On en retrouve l'écho dès les premières lignes de 'Cramponne', l'un de ses derniers romans publié en 1978: 'Tout se passe aujourd'hui. Je vis en même temps que les personnages de mes livres. Personnages. Et non pas des héros. Nous ne sommes pas des héros. Vous n'êtes pas des héros. Nous avons tous les mêmes ciels à soleil ou calamités, à tours et immeubles ou horizons à l'infini. (...) Les mêmes affiches nous racolent. Nous partageons les mêmes guerres environnantes, quoi que nous fassions de leur sang dans l'indifférence ou la passion de nos esprits à leur égard. Guerres de religion, guerres d'indépendance, guerres de terres et de couleur, guerres de peau et d'uranium, guerres de guerres. Et les mêmes guerres intérieures.'

Il aura fallu que deux êtres fuient séparément la Russie tsariste, après l'échec de la révolution de 1905, se retrouvent auprès de Lénine en Suisse, tombent amoureux, choisissent de s'installer en Lorraine pour que, de l'union d'Arcadi Jungelson, agronome socialiste-révolutionnaire, et de Véra Halfin, menchevik, naisse le 19 août 1915 une jeune insurgée. De son union avec Edouard Pignon - ils se marient en juin 1950 - elle garde le souvenir d'une ouverture d'esprit au monde, à l'art et à la culture. A trente ans, membre du PCF depuis un an, elle entre à 'l'Humanité' - dont elle décrira la vie dans un roman humoristique, 'Noir sur blanc', en 1954 - commençant par la culture puis, très vite, acquérant un statut de grand reporter. Quand Henri Martin est emprisonné durant la guerre d'Indochine, la journaliste est en première ligne: durant un an, jour après jour, elle signe une chronique qui compte dans la campagne pour sa libération.

Après les révélations du rapport Krouchtchev, elle sera à l'initiative, en 1956, d'une pétition d'artistes réclamant la tenue d'un congrès extraordinaire du PCF. De là date un autre combat, dans lequel elle mettra toute son énergie, contre le stalinisme. Elle s'insurge contre l'invasion de la Tchécoslovaquie en 1968 par les troupes du Pacte de Varsovie et la 'normalisation' qui s'ensuit. En décembre 1980, un an après l'invasion de l'Afghanistan et alors qu'en Pologne est décrété l'état d'urgence, elle décide, avec Edouard Pignon, de quitter le Parti communiste, en évoquant une 'dangereuse réalité de ce parti sur la plupart des terrains de la vie nationale et internationale'.

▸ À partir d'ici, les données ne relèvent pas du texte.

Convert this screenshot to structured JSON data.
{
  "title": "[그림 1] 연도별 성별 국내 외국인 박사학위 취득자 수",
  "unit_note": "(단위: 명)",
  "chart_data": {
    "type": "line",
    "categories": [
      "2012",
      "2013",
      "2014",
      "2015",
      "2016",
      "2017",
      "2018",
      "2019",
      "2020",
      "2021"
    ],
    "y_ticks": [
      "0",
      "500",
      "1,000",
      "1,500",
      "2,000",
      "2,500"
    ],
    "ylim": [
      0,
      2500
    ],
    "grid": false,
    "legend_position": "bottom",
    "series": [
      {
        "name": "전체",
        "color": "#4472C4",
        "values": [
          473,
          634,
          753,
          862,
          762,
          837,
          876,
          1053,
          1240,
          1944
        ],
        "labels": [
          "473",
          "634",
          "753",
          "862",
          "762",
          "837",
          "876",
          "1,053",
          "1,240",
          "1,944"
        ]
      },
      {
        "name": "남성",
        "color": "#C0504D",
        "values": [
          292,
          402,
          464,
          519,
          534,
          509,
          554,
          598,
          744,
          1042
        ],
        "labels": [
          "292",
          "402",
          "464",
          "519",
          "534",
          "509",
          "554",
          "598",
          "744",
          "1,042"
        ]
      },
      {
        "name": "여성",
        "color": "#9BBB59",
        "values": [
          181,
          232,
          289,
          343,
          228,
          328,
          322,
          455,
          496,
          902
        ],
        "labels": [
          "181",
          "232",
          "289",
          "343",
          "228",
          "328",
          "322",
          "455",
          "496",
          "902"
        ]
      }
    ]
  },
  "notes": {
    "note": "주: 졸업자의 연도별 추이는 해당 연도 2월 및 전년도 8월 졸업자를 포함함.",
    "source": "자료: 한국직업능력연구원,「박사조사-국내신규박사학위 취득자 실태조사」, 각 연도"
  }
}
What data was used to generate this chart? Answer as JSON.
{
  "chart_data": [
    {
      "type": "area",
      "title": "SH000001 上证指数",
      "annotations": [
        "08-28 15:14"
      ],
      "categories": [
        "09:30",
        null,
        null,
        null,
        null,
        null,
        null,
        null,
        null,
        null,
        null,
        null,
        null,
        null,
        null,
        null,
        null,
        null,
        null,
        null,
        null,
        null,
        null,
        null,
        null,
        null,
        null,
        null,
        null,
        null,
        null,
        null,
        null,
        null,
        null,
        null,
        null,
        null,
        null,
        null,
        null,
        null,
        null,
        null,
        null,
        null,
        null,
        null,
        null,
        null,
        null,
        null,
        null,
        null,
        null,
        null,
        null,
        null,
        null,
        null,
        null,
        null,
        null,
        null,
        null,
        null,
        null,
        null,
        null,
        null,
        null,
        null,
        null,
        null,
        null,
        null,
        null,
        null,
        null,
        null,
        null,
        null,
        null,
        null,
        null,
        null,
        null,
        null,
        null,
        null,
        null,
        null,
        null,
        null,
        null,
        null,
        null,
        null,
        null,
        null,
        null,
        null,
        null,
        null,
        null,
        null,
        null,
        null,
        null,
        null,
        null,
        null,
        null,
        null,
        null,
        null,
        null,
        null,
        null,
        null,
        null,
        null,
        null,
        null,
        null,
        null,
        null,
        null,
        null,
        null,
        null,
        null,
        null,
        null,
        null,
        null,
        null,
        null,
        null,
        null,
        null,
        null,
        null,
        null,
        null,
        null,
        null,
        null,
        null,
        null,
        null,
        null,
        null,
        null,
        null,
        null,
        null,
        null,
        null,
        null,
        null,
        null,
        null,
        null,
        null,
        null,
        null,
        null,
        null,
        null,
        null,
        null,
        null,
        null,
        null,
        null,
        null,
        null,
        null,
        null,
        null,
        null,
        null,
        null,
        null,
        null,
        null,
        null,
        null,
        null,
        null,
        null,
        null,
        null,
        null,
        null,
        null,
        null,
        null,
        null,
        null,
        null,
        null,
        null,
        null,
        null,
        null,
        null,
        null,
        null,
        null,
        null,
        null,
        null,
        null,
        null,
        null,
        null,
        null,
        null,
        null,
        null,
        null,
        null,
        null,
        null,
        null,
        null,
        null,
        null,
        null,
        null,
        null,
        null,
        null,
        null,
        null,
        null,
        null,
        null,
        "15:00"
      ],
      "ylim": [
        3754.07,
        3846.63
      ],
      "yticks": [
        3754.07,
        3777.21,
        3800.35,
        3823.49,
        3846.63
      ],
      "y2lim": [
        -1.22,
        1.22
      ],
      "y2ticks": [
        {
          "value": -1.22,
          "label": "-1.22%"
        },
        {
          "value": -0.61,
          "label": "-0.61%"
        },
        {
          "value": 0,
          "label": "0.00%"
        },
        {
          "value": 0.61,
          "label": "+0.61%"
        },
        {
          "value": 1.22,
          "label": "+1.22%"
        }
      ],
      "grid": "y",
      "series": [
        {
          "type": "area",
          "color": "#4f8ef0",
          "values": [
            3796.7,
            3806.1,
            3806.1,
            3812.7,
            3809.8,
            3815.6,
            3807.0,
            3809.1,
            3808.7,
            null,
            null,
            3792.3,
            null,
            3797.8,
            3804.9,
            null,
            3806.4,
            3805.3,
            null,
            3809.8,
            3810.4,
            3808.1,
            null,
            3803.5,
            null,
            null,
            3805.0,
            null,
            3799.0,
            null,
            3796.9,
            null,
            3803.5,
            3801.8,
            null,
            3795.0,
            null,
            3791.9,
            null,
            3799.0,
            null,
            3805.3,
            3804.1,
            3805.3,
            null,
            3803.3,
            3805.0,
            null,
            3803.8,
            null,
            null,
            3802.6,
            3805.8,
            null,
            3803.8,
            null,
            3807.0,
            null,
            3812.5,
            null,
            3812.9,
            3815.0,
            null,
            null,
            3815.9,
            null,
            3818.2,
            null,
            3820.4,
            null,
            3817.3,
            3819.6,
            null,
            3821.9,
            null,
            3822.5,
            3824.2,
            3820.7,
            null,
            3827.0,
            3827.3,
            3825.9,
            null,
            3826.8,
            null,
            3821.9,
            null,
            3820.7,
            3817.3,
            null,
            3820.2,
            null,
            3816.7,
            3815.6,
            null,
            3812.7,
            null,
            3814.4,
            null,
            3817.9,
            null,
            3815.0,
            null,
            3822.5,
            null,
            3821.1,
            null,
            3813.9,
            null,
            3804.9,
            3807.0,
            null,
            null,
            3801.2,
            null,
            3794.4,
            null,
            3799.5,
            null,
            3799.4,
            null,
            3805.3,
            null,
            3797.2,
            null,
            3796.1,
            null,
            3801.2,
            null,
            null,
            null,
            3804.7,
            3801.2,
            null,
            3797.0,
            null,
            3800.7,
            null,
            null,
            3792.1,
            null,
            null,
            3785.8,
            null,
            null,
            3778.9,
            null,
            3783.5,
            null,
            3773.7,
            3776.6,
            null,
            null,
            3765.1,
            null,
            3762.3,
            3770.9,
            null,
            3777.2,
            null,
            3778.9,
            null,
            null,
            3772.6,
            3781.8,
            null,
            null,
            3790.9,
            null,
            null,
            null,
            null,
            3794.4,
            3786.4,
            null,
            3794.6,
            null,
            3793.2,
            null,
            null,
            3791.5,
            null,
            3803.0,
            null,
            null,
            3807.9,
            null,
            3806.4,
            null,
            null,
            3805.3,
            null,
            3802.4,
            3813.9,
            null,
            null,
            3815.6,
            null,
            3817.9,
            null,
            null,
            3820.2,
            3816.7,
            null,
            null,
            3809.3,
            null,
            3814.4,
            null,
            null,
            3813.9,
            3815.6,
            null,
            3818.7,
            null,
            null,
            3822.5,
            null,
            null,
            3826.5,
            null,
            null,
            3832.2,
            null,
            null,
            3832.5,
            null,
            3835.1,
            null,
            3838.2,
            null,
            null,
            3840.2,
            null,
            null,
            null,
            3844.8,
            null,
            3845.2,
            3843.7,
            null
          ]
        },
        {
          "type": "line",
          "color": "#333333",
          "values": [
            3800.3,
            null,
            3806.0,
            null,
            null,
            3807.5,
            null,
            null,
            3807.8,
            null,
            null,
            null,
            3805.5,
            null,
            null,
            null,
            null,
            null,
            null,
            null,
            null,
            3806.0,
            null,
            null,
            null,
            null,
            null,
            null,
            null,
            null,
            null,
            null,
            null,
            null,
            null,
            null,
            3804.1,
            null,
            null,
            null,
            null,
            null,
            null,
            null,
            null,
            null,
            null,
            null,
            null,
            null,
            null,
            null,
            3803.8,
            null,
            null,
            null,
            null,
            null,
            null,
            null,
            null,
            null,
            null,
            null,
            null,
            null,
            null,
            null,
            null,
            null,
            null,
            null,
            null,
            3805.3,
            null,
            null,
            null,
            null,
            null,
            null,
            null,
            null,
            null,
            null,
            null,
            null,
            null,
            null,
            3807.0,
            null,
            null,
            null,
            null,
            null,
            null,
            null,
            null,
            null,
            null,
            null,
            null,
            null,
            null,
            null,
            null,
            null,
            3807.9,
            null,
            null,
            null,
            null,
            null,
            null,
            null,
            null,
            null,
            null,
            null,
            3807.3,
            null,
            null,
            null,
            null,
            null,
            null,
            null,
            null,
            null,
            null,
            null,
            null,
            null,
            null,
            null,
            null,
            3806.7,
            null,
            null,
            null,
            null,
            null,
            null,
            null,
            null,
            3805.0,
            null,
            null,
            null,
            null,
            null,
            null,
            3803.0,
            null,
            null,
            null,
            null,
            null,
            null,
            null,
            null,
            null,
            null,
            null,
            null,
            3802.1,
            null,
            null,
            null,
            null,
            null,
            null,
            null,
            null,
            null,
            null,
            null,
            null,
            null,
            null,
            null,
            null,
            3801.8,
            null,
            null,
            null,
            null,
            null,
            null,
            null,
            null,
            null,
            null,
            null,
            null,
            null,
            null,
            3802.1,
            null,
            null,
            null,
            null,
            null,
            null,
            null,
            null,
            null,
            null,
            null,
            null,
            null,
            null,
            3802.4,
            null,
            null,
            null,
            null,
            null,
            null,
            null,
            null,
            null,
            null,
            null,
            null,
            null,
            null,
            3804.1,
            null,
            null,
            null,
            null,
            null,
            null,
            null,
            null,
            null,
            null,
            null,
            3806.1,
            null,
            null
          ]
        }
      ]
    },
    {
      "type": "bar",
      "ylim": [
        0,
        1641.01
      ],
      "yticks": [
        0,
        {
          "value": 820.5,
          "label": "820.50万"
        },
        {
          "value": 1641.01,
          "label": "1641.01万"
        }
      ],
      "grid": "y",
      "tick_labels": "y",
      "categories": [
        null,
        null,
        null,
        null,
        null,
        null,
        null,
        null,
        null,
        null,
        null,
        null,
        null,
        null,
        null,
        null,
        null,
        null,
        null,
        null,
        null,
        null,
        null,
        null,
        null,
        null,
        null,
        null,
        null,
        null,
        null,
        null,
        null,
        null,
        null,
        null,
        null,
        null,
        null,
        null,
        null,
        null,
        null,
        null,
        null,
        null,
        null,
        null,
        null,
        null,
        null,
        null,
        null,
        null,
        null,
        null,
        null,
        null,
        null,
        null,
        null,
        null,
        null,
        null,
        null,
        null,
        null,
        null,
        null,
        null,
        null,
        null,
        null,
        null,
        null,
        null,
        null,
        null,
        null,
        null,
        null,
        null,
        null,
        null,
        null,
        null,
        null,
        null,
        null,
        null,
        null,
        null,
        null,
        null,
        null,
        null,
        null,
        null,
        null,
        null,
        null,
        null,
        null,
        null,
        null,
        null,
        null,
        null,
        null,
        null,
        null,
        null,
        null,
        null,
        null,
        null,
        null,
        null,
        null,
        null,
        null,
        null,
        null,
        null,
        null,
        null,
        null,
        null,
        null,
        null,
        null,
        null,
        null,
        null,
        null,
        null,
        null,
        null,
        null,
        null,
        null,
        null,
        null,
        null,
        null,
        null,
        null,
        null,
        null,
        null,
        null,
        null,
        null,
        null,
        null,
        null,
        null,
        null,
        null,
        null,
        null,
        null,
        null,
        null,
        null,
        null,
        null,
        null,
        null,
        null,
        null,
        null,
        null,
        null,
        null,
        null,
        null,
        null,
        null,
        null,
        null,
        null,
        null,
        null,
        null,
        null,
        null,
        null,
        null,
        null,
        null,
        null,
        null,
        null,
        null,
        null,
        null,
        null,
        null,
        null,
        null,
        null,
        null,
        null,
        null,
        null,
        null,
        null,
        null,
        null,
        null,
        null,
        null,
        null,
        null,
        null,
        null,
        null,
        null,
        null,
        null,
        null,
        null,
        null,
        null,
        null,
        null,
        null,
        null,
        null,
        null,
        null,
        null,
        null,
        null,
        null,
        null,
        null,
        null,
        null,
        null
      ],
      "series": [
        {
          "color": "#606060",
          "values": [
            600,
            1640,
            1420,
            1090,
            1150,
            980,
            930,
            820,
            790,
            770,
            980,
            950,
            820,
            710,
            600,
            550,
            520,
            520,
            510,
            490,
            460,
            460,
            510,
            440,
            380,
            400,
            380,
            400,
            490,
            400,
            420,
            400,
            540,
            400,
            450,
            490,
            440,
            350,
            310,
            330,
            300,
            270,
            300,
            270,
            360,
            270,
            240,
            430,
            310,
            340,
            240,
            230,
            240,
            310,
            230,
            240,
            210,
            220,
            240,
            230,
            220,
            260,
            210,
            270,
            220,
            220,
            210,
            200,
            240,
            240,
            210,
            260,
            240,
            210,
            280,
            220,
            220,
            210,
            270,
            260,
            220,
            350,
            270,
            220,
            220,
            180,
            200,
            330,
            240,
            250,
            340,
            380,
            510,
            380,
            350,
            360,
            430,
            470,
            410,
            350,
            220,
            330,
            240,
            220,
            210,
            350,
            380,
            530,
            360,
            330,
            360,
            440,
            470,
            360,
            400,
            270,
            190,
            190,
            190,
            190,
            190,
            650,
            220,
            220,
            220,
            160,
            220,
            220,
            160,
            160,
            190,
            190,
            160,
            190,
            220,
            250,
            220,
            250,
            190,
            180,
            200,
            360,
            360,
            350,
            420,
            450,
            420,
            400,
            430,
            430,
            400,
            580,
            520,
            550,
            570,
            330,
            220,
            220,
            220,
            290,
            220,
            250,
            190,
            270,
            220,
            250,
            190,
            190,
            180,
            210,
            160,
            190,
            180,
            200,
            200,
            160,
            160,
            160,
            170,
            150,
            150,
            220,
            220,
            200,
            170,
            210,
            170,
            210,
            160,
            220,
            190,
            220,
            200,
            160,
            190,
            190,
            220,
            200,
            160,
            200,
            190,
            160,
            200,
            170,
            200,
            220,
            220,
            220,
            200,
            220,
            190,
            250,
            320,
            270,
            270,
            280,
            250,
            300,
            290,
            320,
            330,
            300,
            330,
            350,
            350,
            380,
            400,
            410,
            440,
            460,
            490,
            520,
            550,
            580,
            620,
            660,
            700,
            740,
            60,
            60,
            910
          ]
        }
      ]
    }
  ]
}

Un de ses derniers ouvrages, publié aux éditions Marval, était consacré à 'l'Histoire de Madame H. P.', ainsi Picasso avait-il intitulé un portrait qu'il avait peint d'elle. De sa rencontre avec le peintre, qu'elle connut par Pignon, est née une amitié durable dont témoignent les nombreux ouvrages qu'Hélène Parmelin consacre à son oeuvre. Un des plus fameux, 'Picasso dit', se fonde sur les propos de l'artiste et brosse, par petites touches, sa vision de l'art et du monde. 'Une chose est accomplie. Ou le semble. Et c'est précisément à partir d'elle et contre elle que tout va se jouer. Cette oeuvre qui porte en elle une vérité recèle surtout le tremplin pour aller ailleurs faire, en lui tournant le dos, la démonstration d'une vérité contraire.' La 'non-tranquillité perpétuelle' du peintre l'habitait aussi.